As we seek to advance SDL throughout the continuum, part of the problem may lie in the limited framework many use for SDL. Consider a surface or superficial level self-directed learner. I have a patient who smokes cigarettes and wants to quit; I realize I don’t know much about smoking cessation therapy so I plan to find some review articles on the topic, read them, and discuss my thoughts with a colleague; it’s pretty straightforward. Now imagine a deeper or more complex challenge: in the last few weeks I cared for two patients with atrial fibrillation and rapid ventricular rates; one was hypotensive and the other was not—why? This requires a different level of metacognition and curiosity than the first, as well as the ability to engage in a more complex search strategy that doesn’t fit neatly into into a conventional search engine.

In addition, the approach to SDL needs to be integrated into the daily work of trainees and physicians; this is critical to address the issues noted above, to achieve expertise in SDL, and ultimately the adaptive expertise needed in practice. We strive for an underlying curiosity and informed self reflection on one’s practice that routinely launches our physicians in training into SDL, the desire to know not just what to do but why we do it; SDL is a habit of mind and not a tool that is picked up or not used. Perhaps we need to broaden our SDL framework to encompass these ideas and consider SDL as a construct that embodies the process elements associated with self-regulated learning (identification of gaps in knowledge and understanding, creation of strategies to fill the gaps, and assessment and adjustment of one’s learning [6]) as well as the characteristics of the learner (e.g., curiosity) and the culture of the learning environment (e.g., interactions with faculty).

Once we accept a definition and framework for SDL, it is important to identify how to recognize when it is occurring [7]. To date, the emphasis has been on the process by which one identifies and fills a particular knowledge deficit; however, we may need to shift our focus. It may be helpful to use clinical reasoning as an analogy. Clinical reasoning and its related components (cognitive bias, heuristics, etc.) is a complex cognitive task, frequently deconstructed, learned in stages over time, and then synthesized effectively. Utlimately, we care about the outcome of reasoning, not just the process. Was the diagnosis accurate or flawed. Similarly, rather than rigidly define the steps and sequence of the SDL process, it may be more effective to define the outcomes and methodologies for measuring them that are appropriate at various stages in the medical education continuum.

We offer the following suggestions as a way to advance SDL throughout the medical education continuum in the absence of data about what works best and while in pursuit of additional valid and reliable methods to assess SDL [8].
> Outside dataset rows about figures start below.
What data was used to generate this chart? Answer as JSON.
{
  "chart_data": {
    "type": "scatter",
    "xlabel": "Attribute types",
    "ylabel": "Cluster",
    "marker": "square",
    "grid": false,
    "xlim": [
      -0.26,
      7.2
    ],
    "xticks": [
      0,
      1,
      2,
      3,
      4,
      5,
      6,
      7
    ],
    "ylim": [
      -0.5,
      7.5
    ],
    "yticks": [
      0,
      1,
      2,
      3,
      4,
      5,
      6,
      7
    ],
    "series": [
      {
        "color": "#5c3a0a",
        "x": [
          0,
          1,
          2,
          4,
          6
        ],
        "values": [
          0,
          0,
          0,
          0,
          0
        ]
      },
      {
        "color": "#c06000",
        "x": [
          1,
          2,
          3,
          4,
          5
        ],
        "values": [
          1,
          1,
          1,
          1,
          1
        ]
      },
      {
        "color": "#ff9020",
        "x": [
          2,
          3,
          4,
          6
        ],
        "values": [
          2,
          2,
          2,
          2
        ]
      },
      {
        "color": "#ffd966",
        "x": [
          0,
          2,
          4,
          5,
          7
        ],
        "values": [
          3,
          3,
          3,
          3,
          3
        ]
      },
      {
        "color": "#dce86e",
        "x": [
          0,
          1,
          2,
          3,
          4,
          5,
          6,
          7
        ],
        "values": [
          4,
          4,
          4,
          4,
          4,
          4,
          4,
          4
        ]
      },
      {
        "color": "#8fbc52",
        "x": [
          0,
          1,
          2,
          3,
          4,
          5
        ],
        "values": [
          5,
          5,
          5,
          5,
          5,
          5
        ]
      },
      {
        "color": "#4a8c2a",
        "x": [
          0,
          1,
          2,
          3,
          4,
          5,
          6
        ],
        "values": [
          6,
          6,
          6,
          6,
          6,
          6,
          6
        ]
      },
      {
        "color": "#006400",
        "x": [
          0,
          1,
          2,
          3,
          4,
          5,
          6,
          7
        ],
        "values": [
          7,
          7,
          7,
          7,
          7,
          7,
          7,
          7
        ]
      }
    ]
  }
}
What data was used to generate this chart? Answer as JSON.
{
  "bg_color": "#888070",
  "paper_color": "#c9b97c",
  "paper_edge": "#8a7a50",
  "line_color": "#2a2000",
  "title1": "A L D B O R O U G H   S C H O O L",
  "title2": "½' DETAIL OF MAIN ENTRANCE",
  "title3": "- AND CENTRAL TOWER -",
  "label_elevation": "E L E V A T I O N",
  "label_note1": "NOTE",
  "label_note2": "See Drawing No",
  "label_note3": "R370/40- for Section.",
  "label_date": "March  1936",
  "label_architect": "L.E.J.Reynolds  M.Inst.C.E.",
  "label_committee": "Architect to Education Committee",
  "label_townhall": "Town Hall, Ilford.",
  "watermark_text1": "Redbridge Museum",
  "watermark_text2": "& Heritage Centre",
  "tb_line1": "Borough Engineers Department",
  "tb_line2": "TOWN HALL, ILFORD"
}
  • Reconceptualize SDL to take into account not only the straightforward inquiries amenable to the SDL process but also the personal and environmental characteristics necessary for identification and correction of deeper, more complex gaps in understanding.

  • Allow flexibility in methodology to achieve SDL and utilize knowledge, reasoning or practice outcomes rather than a process to define achievement of SDL skills.

  • Encourage research on development of tools and outcome measures to demonstrate SDL skills in preclerkship and clinical settings throughout the medical education continuum.

  • Recognize SDL as a habit of practice and engage in a national conversation to develop a research agenda to determine evidence-based “best practices” to develop and sustain this habit in UME, GME and as part of CPD.

Through advancement of our conceptualization of SDL as well as the methodological approaches and ability to measure outcomes of SDL, we can better prepare and maintain the skills of our physician workforce to meet the needs of our patients and society now and in the future, and to support careers that will span many decades.